The play was written after the theatre company, Electric Theatre Workshop, attended a Scottish Defence League (SDL) demonstration in Dumfries in May 2013. The SDL are a far right street movement, whose agenda centres on challenging what they see as the “Islamification” of Scotland.

Armies of the far right?

There were actually only about 50 SDL members in attendance at this demo, accompanied by four times as many anti-racist protesters. But the play paints a picture of many hundreds arriving by the busload from the north, while “an army” is expected from Tyneside. Although a degree of artistic license is permissible, Main’s production vastly inflates the reach of this group in Scotland. The SDL have only ever managed to mobilise 100 to 150 members (and more commonly ten to 20). Compare this to the English Defence League’s (EDL) largest demonstration, which took place in Luton in 2011 and attracted an attendance of 3,000 people.

Historically, the far right has been weak in Scotland. While some may rush to attribute this to Scotland’s purported egalitarianism, the truth is less comforting. A lack of organised far right activity does not signal the absence of racism, prejudice or bigotry. The Defence League model – which involves recruitment among football casuals – hit a stumbling block in Scotland. Here, sectarian tensions run high between the Catholic-aligned Celtic and Protestant-aligned Rangers football clubs, whose fans account for around half of all Scottish football support.

This division seems unassailable, even with the hysterically touted threat of “Islamification” looming large. As well as sectarian divisions, existing national identities and projects in Scotland tend not to align with the Defence League agenda, which is disposed toward a particularly English form of Britishness. So, contrary to Main’s premise, it seems clear that the SDL began life as a largely spent force, and has rumbled along at a low and angry ebb ever since.

A lack of charismatic leaders

In the play, the character of Mole depicts the strong and charismatic leadership of the SDL - the organisation described throughout as a “fascist regime,” while its members are “skinhead Nazi scum”. Anyone who has followed the trajectory of the SDL will spot two major issues with this characterisation.

First, a key reason for the failure of the group, relative to their English counterpart, seems to have been the lack of such a figurehead. The EDL’s ex-leader Tommy Robinson was the charismatic founder, leader and official mouthpiece of the organisation. It was around him that the EDL rose, and without him that it is now ultimately falling. The SDL, on the other hand, is composed of a self-appointed central committee and a small number of fragmented individuals.

Second, the description of the SDL as fascist or Nazi is, I believe, misguided. While there is a small number of members in the SDL who subscribe to extreme right and fascistic ideologies, the majority of supporters tend to be disillusioned, confused, and inactive. Main’s liberal use of the swastika throughout the play highlights his attempt to compress the SDL into the iconoclastic infamy of National Socialism.
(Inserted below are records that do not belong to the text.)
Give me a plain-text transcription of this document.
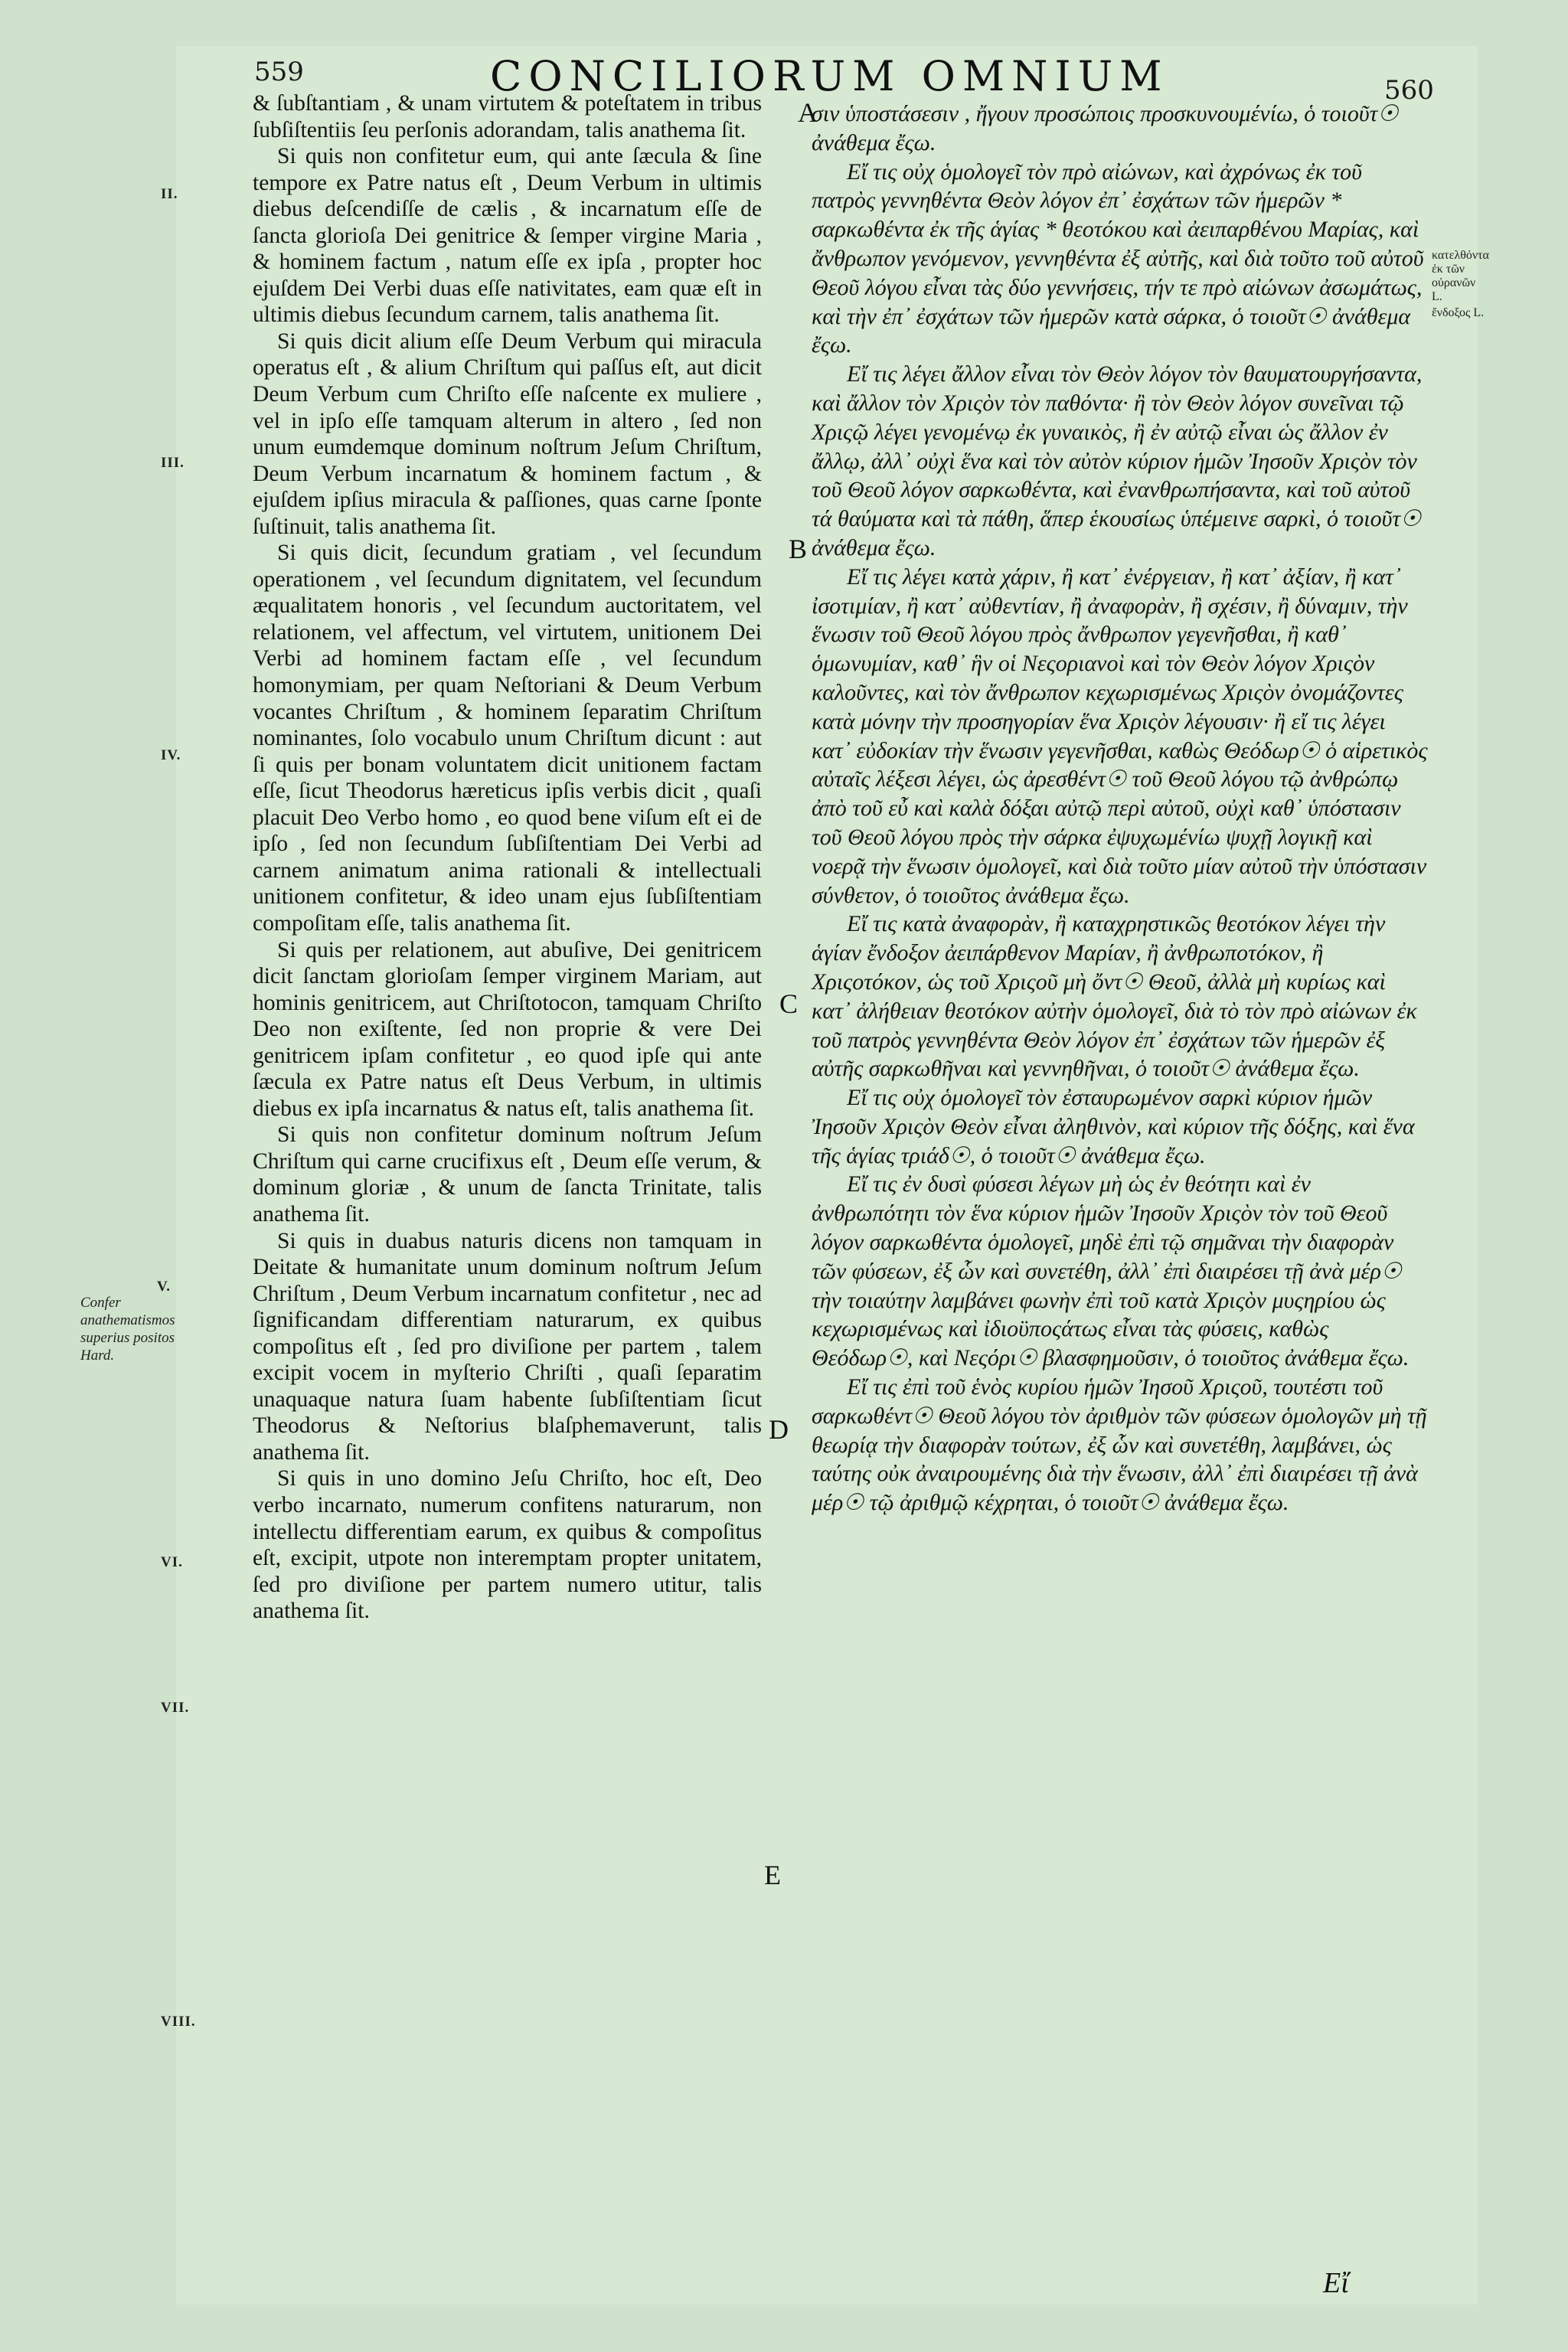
559	CONCILIORUM OMNIUM	560
A
B
C
D
E
II.
III.
IV.
V.
VI.
VII.
VIII.
Confer anathematismos superius positos Hard.
κατελθόντα ἐκ τῶν οὐρανῶν L.
ἔνδοξος L.

& ſubſtantiam , & unam virtutem & poteſtatem in tribus ſubſiſtentiis ſeu perſonis adorandam, talis anathema ſit.

Si quis non confitetur eum, qui ante ſæcula & ſine tempore ex Patre natus eſt , Deum Verbum in ultimis diebus deſcendiſſe de cælis , & incarnatum eſſe de ſancta glorioſa Dei genitrice & ſemper virgine Maria , & hominem factum , natum eſſe ex ipſa , propter hoc ejuſdem Dei Verbi duas eſſe nativitates, eam quæ eſt in ultimis diebus ſecundum carnem, talis anathema ſit.

Si quis dicit alium eſſe Deum Verbum qui miracula operatus eſt , & alium Chriſtum qui paſſus eſt, aut dicit Deum Verbum cum Chriſto eſſe naſcente ex muliere , vel in ipſo eſſe tamquam alterum in altero , ſed non unum eumdemque dominum noſtrum Jeſum Chriſtum, Deum Verbum incarnatum & hominem factum , & ejuſdem ipſius miracula & paſſiones, quas carne ſponte ſuſtinuit, talis anathema ſit.

Si quis dicit, ſecundum gratiam , vel ſecundum operationem , vel ſecundum dignitatem, vel ſecundum æqualitatem honoris , vel ſecundum auctoritatem, vel relationem, vel affectum, vel virtutem, unitionem Dei Verbi ad hominem factam eſſe , vel ſecundum homonymiam, per quam Neſtoriani & Deum Verbum vocantes Chriſtum , & hominem ſeparatim Chriſtum nominantes, ſolo vocabulo unum Chriſtum dicunt : aut ſi quis per bonam voluntatem dicit unitionem factam eſſe, ſicut Theodorus hæreticus ipſis verbis dicit , quaſi placuit Deo Verbo homo , eo quod bene viſum eſt ei de ipſo , ſed non ſecundum ſubſiſtentiam Dei Verbi ad carnem animatum anima rationali & intellectuali unitionem confitetur, & ideo unam ejus ſubſiſtentiam compoſitam eſſe, talis anathema ſit.

Si quis per relationem, aut abuſive, Dei genitricem dicit ſanctam glorioſam ſemper virginem Mariam, aut hominis genitricem, aut Chriſtotocon, tamquam Chriſto Deo non exiſtente, ſed non proprie & vere Dei genitricem ipſam confitetur , eo quod ipſe qui ante ſæcula ex Patre natus eſt Deus Verbum, in ultimis diebus ex ipſa incarnatus & natus eſt, talis anathema ſit.

Si quis non confitetur dominum noſtrum Jeſum Chriſtum qui carne crucifixus eſt , Deum eſſe verum, & dominum gloriæ , & unum de ſancta Trinitate, talis anathema ſit.

Si quis in duabus naturis dicens non tamquam in Deitate & humanitate unum dominum noſtrum Jeſum Chriſtum , Deum Verbum incarnatum confitetur , nec ad ſignificandam differentiam naturarum, ex quibus compoſitus eſt , ſed pro diviſione per partem , talem excipit vocem in myſterio Chriſti , quaſi ſeparatim unaquaque natura ſuam habente ſubſiſtentiam ſicut Theodorus & Neſtorius blaſphemaverunt, talis anathema ſit.

Si quis in uno domino Jeſu Chriſto, hoc eſt, Deo verbo incarnato, numerum confitens naturarum, non intellectu differentiam earum, ex quibus & compoſitus eſt, excipit, utpote non interemptam propter unitatem, ſed pro diviſione per partem numero utitur, talis anathema ſit.

σιν ὑποστάσεσιν , ἤγουν προσώποις προσκυνουμένίω, ὁ τοιοῦτ☉ ἀνάθεμα ἔςω.

Εἴ τις οὐχ ὁμολογεῖ τὸν πρὸ αἰώνων, καὶ ἀχρόνως ἐκ τοῦ πατρὸς γεννηθέντα Θεὸν λόγον ἐπ᾽ ἐσχάτων τῶν ἡμερῶν * σαρκωθέντα ἐκ τῆς ἁγίας * θεοτόκου καὶ ἀειπαρθένου Μαρίας, καὶ ἄνθρωπον γενόμενον, γεννηθέντα ἐξ αὐτῆς, καὶ διὰ τοῦτο τοῦ αὐτοῦ Θεοῦ λόγου εἶναι τὰς δύο γεννήσεις, τήν τε πρὸ αἰώνων ἀσωμάτως, καὶ τὴν ἐπ᾽ ἐσχάτων τῶν ἡμερῶν κατὰ σάρκα, ὁ τοιοῦτ☉ ἀνάθεμα ἔςω.

Εἴ τις λέγει ἄλλον εἶναι τὸν Θεὸν λόγον τὸν θαυματουργήσαντα, καὶ ἄλλον τὸν Χριςὸν τὸν παθόντα· ἢ τὸν Θεὸν λόγον συνεῖναι τῷ Χριςῷ λέγει γενομένῳ ἐκ γυναικὸς, ἢ ἐν αὐτῷ εἶναι ὡς ἄλλον ἐν ἄλλῳ, ἀλλ᾽ οὐχὶ ἕνα καὶ τὸν αὐτὸν κύριον ἡμῶν Ἰησοῦν Χριςὸν τὸν τοῦ Θεοῦ λόγον σαρκωθέντα, καὶ ἐνανθρωπήσαντα, καὶ τοῦ αὐτοῦ τά θαύματα καὶ τὰ πάθη, ἅπερ ἑκουσίως ὑπέμεινε σαρκὶ, ὁ τοιοῦτ☉ ἀνάθεμα ἔςω.

Εἴ τις λέγει κατὰ χάριν, ἢ κατ᾽ ἐνέργειαν, ἢ κατ᾽ ἀξίαν, ἢ κατ᾽ ἰσοτιμίαν, ἢ κατ᾽ αὐθεντίαν, ἢ ἀναφορὰν, ἢ σχέσιν, ἢ δύναμιν, τὴν ἕνωσιν τοῦ Θεοῦ λόγου πρὸς ἄνθρωπον γεγενῆσθαι, ἢ καθ᾽ ὁμωνυμίαν, καθ᾽ ἣν οἱ Νεςοριανοὶ καὶ τὸν Θεὸν λόγον Χριςὸν καλοῦντες, καὶ τὸν ἄνθρωπον κεχωρισμένως Χριςὸν ὀνομάζοντες κατὰ μόνην τὴν προσηγορίαν ἕνα Χριςὸν λέγουσιν· ἢ εἴ τις λέγει κατ᾽ εὐδοκίαν τὴν ἕνωσιν γεγενῆσθαι, καθὼς Θεόδωρ☉ ὁ αἱρετικὸς αὐταῖς λέξεσι λέγει, ὡς ἀρεσθέντ☉ τοῦ Θεοῦ λόγου τῷ ἀνθρώπῳ ἀπὸ τοῦ εὖ καὶ καλὰ δόξαι αὐτῷ περὶ αὐτοῦ, οὐχὶ καθ᾽ ὑπόστασιν τοῦ Θεοῦ λόγου πρὸς τὴν σάρκα ἐψυχωμένίω ψυχῇ λογικῇ καὶ νοερᾷ τὴν ἕνωσιν ὁμολογεῖ, καὶ διὰ τοῦτο μίαν αὐτοῦ τὴν ὑπόστασιν σύνθετον, ὁ τοιοῦτος ἀνάθεμα ἔςω.

Εἴ τις κατὰ ἀναφορὰν, ἢ καταχρηστικῶς θεοτόκον λέγει τὴν ἁγίαν ἔνδοξον ἀειπάρθενον Μαρίαν, ἢ ἀνθρωποτόκον, ἢ Χριςοτόκον, ὡς τοῦ Χριςοῦ μὴ ὄντ☉ Θεοῦ, ἀλλὰ μὴ κυρίως καὶ κατ᾽ ἀλήθειαν θεοτόκον αὐτὴν ὁμολογεῖ, διὰ τὸ τὸν πρὸ αἰώνων ἐκ τοῦ πατρὸς γεννηθέντα Θεὸν λόγον ἐπ᾽ ἐσχάτων τῶν ἡμερῶν ἐξ αὐτῆς σαρκωθῆναι καὶ γεννηθῆναι, ὁ τοιοῦτ☉ ἀνάθεμα ἔςω.

Εἴ τις οὐχ ὁμολογεῖ τὸν ἐσταυρωμένον σαρκὶ κύριον ἡμῶν Ἰησοῦν Χριςὸν Θεὸν εἶναι ἀληθινὸν, καὶ κύριον τῆς δόξης, καὶ ἕνα τῆς ἁγίας τριάδ☉, ὁ τοιοῦτ☉ ἀνάθεμα ἔςω.

Εἴ τις ἐν δυσὶ φύσεσι λέγων μὴ ὡς ἐν θεότητι καὶ ἐν ἀνθρωπότητι τὸν ἕνα κύριον ἡμῶν Ἰησοῦν Χριςὸν τὸν τοῦ Θεοῦ λόγον σαρκωθέντα ὁμολογεῖ, μηδὲ ἐπὶ τῷ σημᾶναι τὴν διαφορὰν τῶν φύσεων, ἐξ ὧν καὶ συνετέθη, ἀλλ᾽ ἐπὶ διαιρέσει τῇ ἀνὰ μέρ☉ τὴν τοιαύτην λαμβάνει φωνὴν ἐπὶ τοῦ κατὰ Χριςὸν μυςηρίου ὡς κεχωρισμένως καὶ ἰδιοϋποςάτως εἶναι τὰς φύσεις, καθὼς Θεόδωρ☉, καὶ Νεςόρι☉ βλασφημοῦσιν, ὁ τοιοῦτος ἀνάθεμα ἔςω.

Εἴ τις ἐπὶ τοῦ ἑνὸς κυρίου ἡμῶν Ἰησοῦ Χριςοῦ, τουτέστι τοῦ σαρκωθέντ☉ Θεοῦ λόγου τὸν ἀριθμὸν τῶν φύσεων ὁμολογῶν μὴ τῇ θεωρίᾳ τὴν διαφορὰν τούτων, ἐξ ὧν καὶ συνετέθη, λαμβάνει, ὡς ταύτης οὐκ ἀναιρουμένης διὰ τὴν ἕνωσιν, ἀλλ᾽ ἐπὶ διαιρέσει τῇ ἀνὰ μέρ☉ τῷ ἀριθμῷ κέχρηται, ὁ τοιοῦτ☉ ἀνάθεμα ἔςω.

Εἴ
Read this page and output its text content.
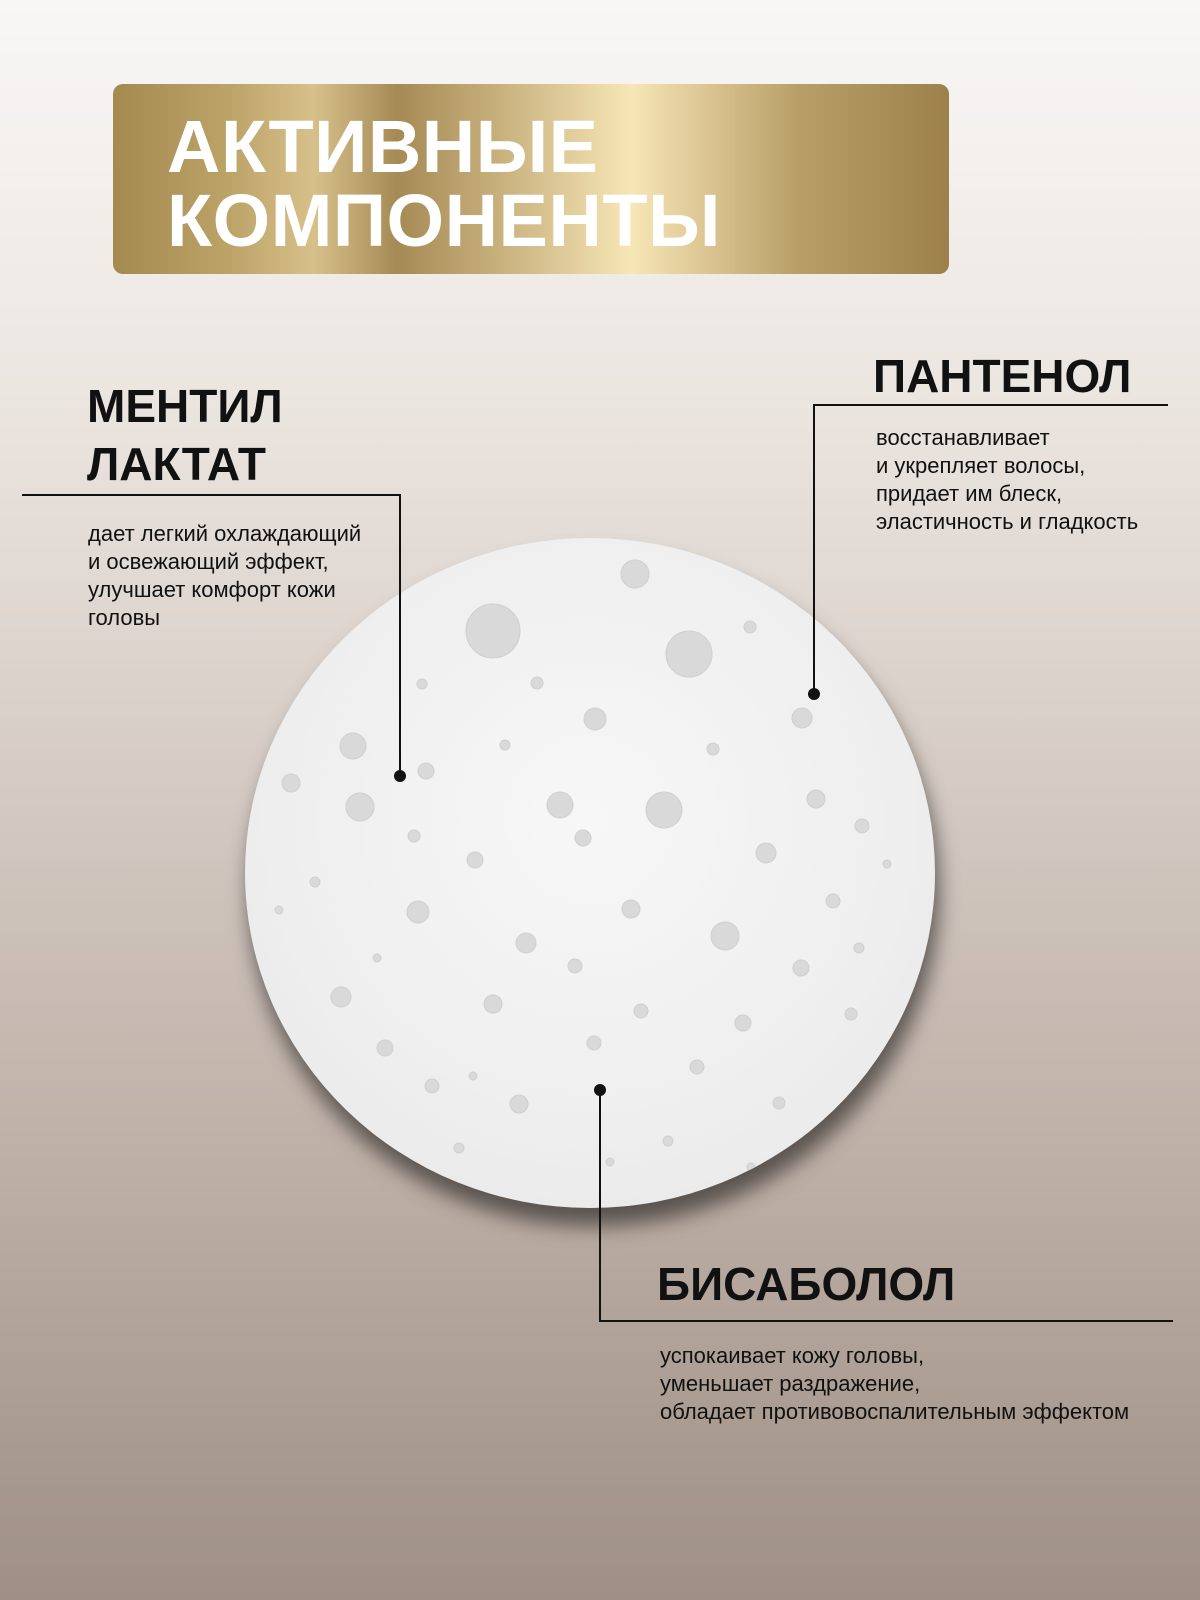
АКТИВНЫЕ
КОМПОНЕНТЫ
ПАНТЕНОЛ

восстанавливает
и укрепляет волосы,
придает им блеск,
эластичность и гладкость

МЕНТИЛ
ЛАКТАТ

дает легкий охлаждающий
и освежающий эффект,
улучшает комфорт кожи
головы

БИСАБОЛОЛ

успокаивает кожу головы,
уменьшает раздражение,
обладает противовоспалительным эффектом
The value of political theatre is clear, and efforts to explore the far-right, and racism more generally, are to be commended. Yet Blood Orange seems to lean toward oversimplification and sensationalism. If the company’s intention is to provoke anti-racist responses, then more power to them. But the extreme and violent neo-fascism portrayed in the play does not typify the SDL or other forms of Scottish racism.

Rather than growing in Scotland, the far right has struggled to get a foothold, and remains terminally unstable. Opposing racism in Scotland involves examining and challenging ingrained inequalities and everyday forms of racism, which are not as obvious targets as the tattooed, skin-headed boot boy. Part of the problem is that structural inequality, bigotry, and banal racism aren’t as morbidly exciting to write about as their violent variant. And this is ultimately the rut that Blood Orange seems to fall into.